Of course, many other places suffer catastrophic weather events too – and sadly, most of them far less well equipped to respond than the wealthy, sophisticated and generally well-prepared US.
But the statistics were still attention-grabbing: at the time of writing, 8 million homes were without power; over 15,000 flights had been cancelled, hundreds of thousands of people had been evacuated from their homes and there had been at least 40 deaths in the US.
Insurers were estimating that the economic losses from the storm could reach $50 billion.
And alongside all those numbers, the sight of Battery Park underwater, lower Manhattan flooded, hospitals, government offices, and (oh my!) even Wall Street closed.
It was a reminder that whilst mankind might have built New York City, manmade climate change can cripple it.
And it seems a reminder was needed. In the pre-election debates that have been taking place over the last couple of weeks, a focus on this most pressing of challenges to mankind was frighteningly absent. Pre-Sandy, climate change simply wasn’t seen as a vote winner.
All that has changed, of course, and amid the awful chaos and distress Sandy brought, therein lies the potential twinkle of a blessing: Sandy has made climate change real and immediate for millions of ordinary people.
Hard on the heels of the terrible drought that’s afflicted the country, she had compounded the suffering of millions – millions of voters, mind – in a way that can’t be ignored.
Now, hurricanes aren’t new and it would be naïve (and dishonest) to blame all lively weather on manmade climate change.
Would Sandy have happened without climate change?

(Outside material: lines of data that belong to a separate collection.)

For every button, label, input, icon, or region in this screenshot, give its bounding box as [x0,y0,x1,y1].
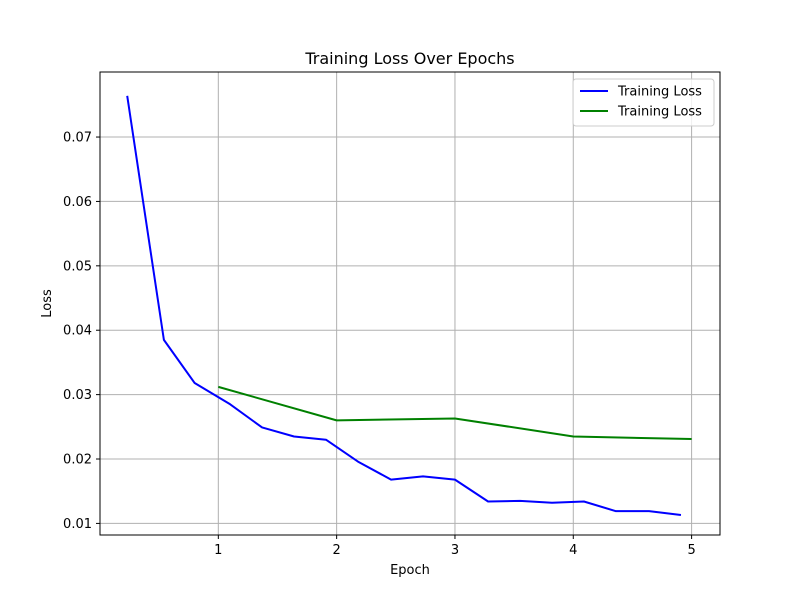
plot-frame [99,71,721,536]
legend-label-series-2: Training Loss [617,105,702,120]
legend-box [572,78,715,127]
x-tick-label: 5 [687,543,695,558]
x-tick-label: 1 [214,543,222,558]
series-lines [126,95,692,517]
series-line-1 [126,95,682,517]
y-tick-label: 0.05 [63,259,92,274]
y-tick-label: 0.06 [63,195,92,210]
y-tick-label: 0.07 [63,131,92,146]
y-tick-label: 0.01 [63,517,92,532]
legend-label-series-1: Training Loss [617,85,702,100]
y-tick-label: 0.04 [63,324,92,339]
series-line-2 [218,385,692,441]
chart-title: Training Loss Over Epochs [304,49,514,68]
y-axis-label: Loss [40,289,55,318]
x-axis-label: Epoch [390,563,430,578]
y-tick-label: 0.03 [63,388,92,403]
x-tick-label: 2 [333,543,341,558]
grid-lines [100,72,720,535]
y-tick-label: 0.02 [63,453,92,468]
x-tick-label: 3 [451,543,459,558]
axis-ticks: 1 2 3 4 5 0.01 0.02 0.03 0.04 0.05 0.06 0.07 [63,131,696,558]
x-tick-label: 4 [569,543,577,558]
legend: Training Loss Training Loss [572,78,715,127]
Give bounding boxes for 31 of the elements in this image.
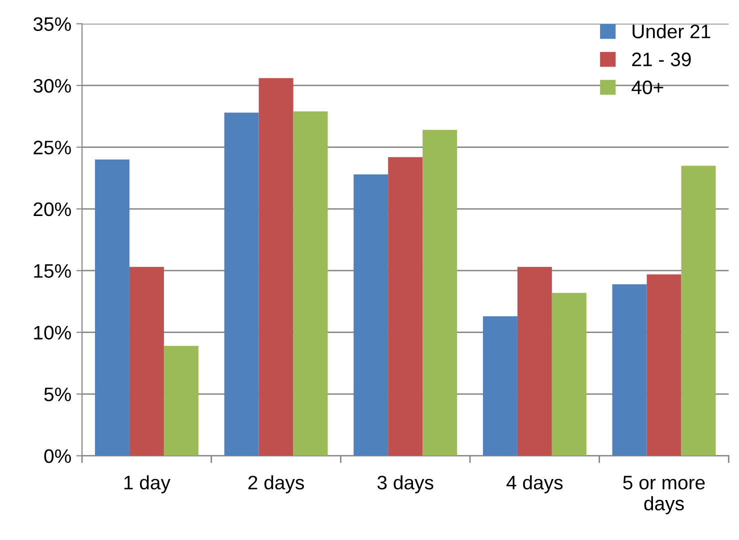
y-tick-label: 5% [44,388,71,402]
y-tick-label: 20% [34,202,71,216]
bar [681,166,716,456]
x-tick-label: 2 days [248,475,304,494]
y-tick-label: 10% [34,326,71,340]
x-tick-label: 1 day [124,475,170,494]
x-tick-label: 5 or more days [623,476,705,514]
legend-label: 21 - 39 [632,52,691,66]
bar [517,266,552,456]
bar [94,160,130,456]
bar [224,112,259,456]
bar [164,346,198,456]
y-tick-label: 0% [44,449,71,463]
legend-label: Under 21 [632,24,710,38]
bar [482,316,518,456]
legend-label: 40+ [632,80,664,94]
y-tick-label: 35% [33,17,71,31]
y-tick-label: 25% [34,140,71,154]
bar [646,274,682,456]
y-tick-label: 15% [34,264,71,278]
x-tick-label: 4 days [506,475,563,494]
bar [388,157,423,456]
y-tick-label: 30% [33,78,71,93]
bar [293,111,328,456]
bar [354,174,388,456]
bar [422,130,458,456]
bar [129,266,164,456]
x-tick-label: 3 days [377,475,434,494]
bar [612,284,647,456]
bar [258,78,294,456]
bar [552,292,586,456]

Probably.
Is she worse because of climate change? Almost undoubtedly.
With perfect timing, one of the world’s biggest insurers – the German behemoth Munich Re – issued a report on October 17 which dealt with the rising incidence of extreme weather.

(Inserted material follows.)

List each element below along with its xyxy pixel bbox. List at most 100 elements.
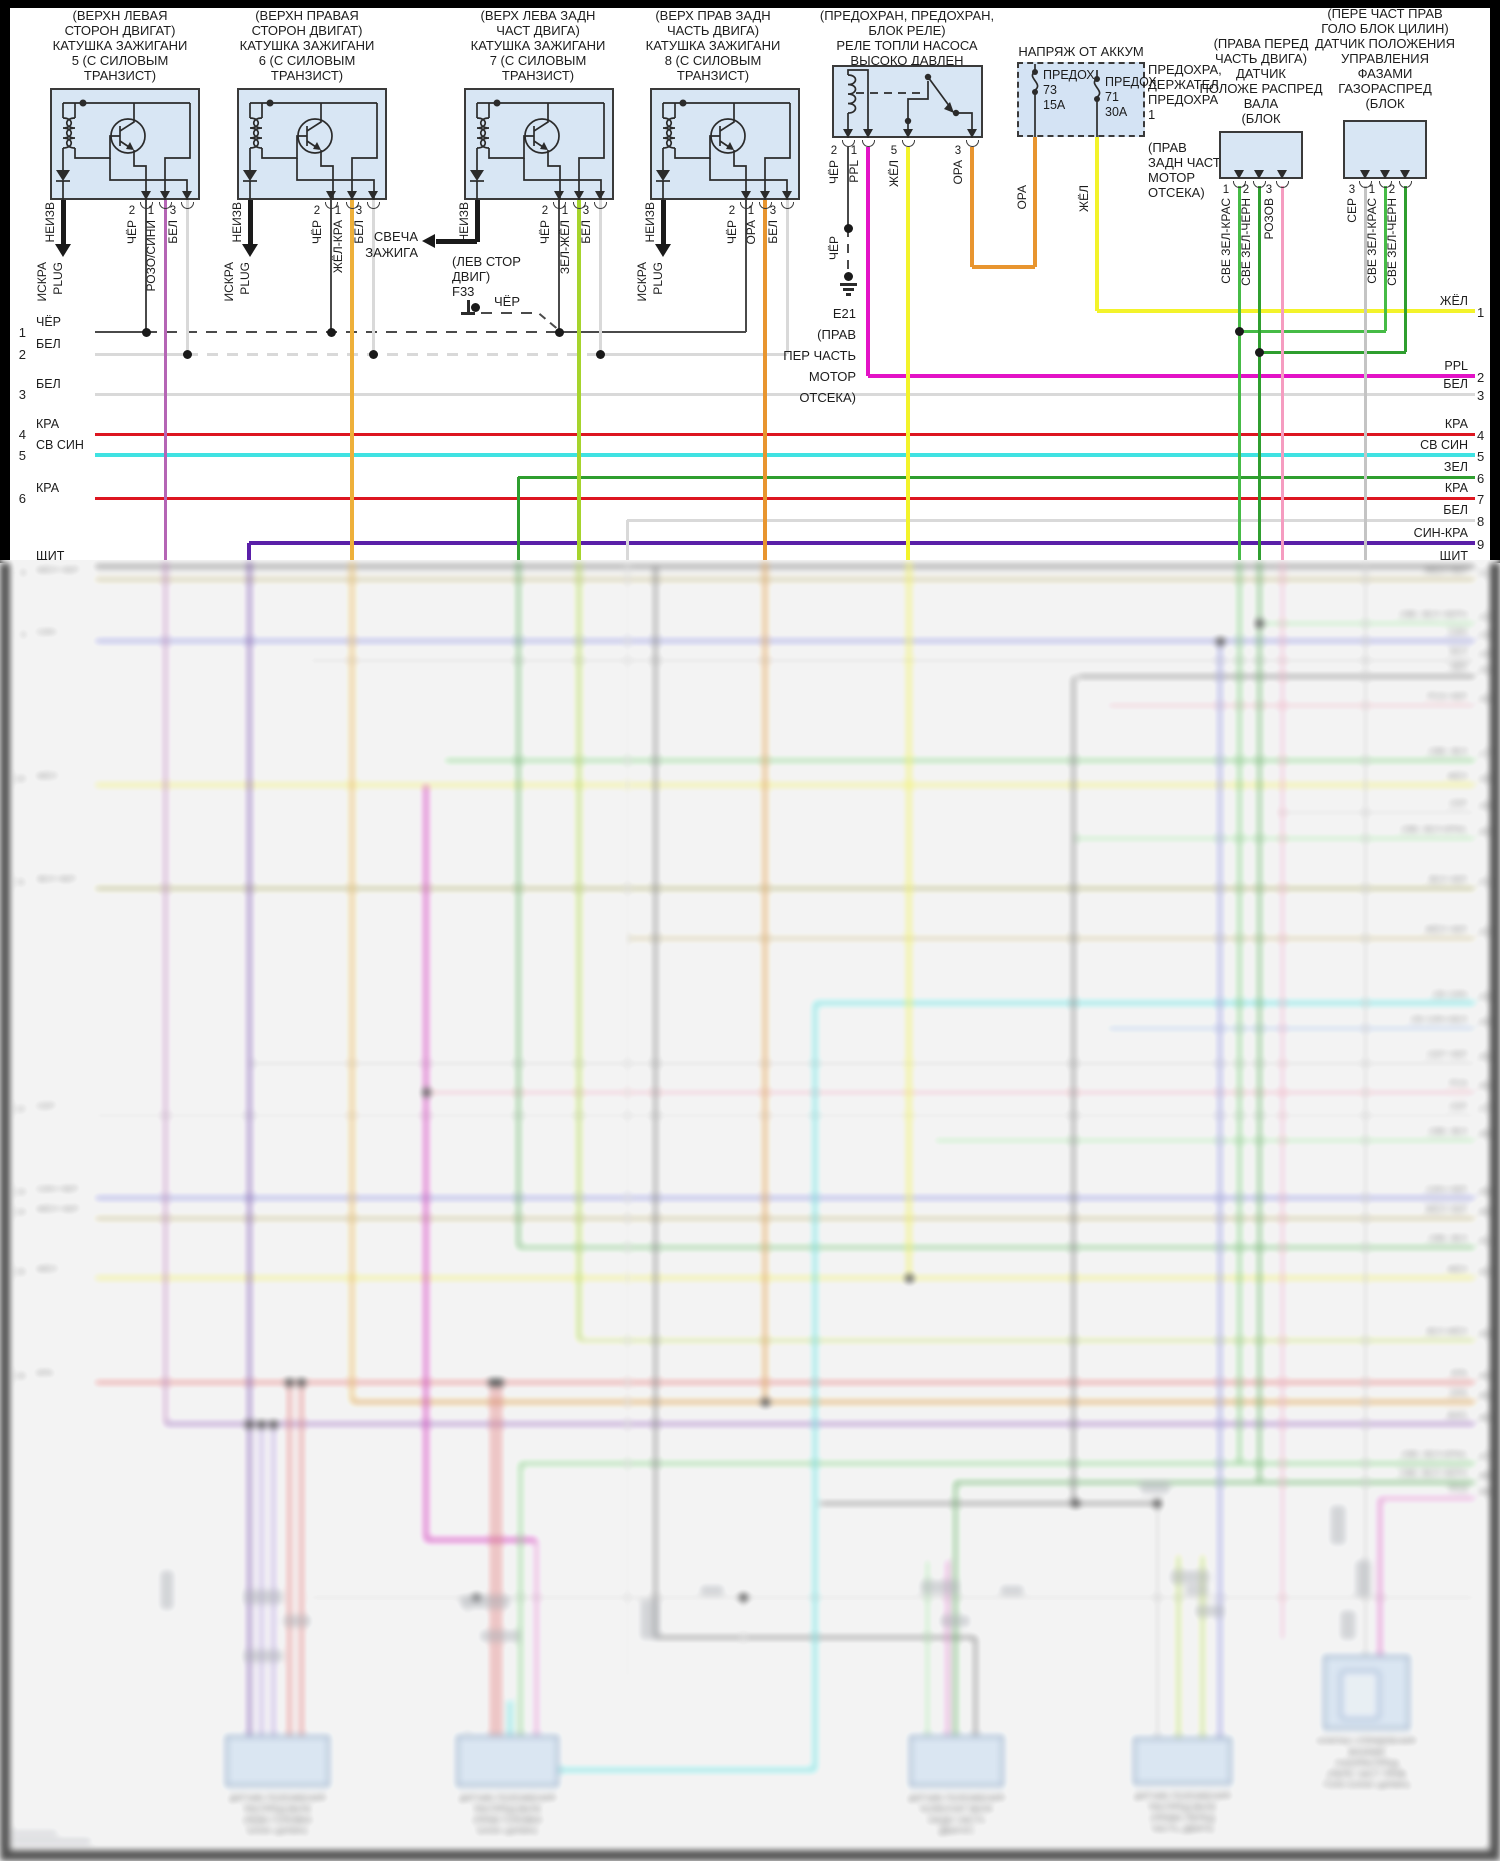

It cites a ‘nearly quintupled number of weather-related loss events in North America for the past three decades.’
The US isn’t alone – the company also says that there was ‘an increase factor of 4 in Asia, 2.5 in Africa, 2 in Europe, and 1.5 in South America’.
They are big hikes. To what does this hardheaded business vehicle, not given to flights of fancy, ascribe these events?
Anthropogenic (or manmade) climate change ‘is believed to contribute to this trend, though it influences various perils in different ways’.
It was useful to see a major financial firm acknowledging the existence and impact of climate change (which we used to call global warming, until the complex weather events it brought with it became uppermost in people’s minds).
Useful, because it seems there are still those willing to peddle lies about its existence. Only this week, the UK Meteorological Office has had to issue a stern rebuke to the Daily Mail, which published misleading claims that it (the Met) had stated that global warming had stopped 16 years ago.
This was a fib, but one eagerly and credulously seized upon by climate change deniers. If you’ve access to the internet, you can read the Met’s response here: metofficenews.wordpress.com/2012/10/14/met-office-in-the-media-14-october-2012/.
The Met says: ‘It is the second article Mr Rose has written which contains some misleading information, after he wrote an article earlier this year on the same theme’. . . then quietly but effectively proceeds to set out the true situation.
In an era which, in the US, has been dubbed one of ‘post-truth politics’, let’s hope government and popular responses to Sandy, and the wider climate and weather events against which she arose, can be borne out of an honest appraisal of our impact on the world – and the fairest and most effective ways to bring about much needed changes.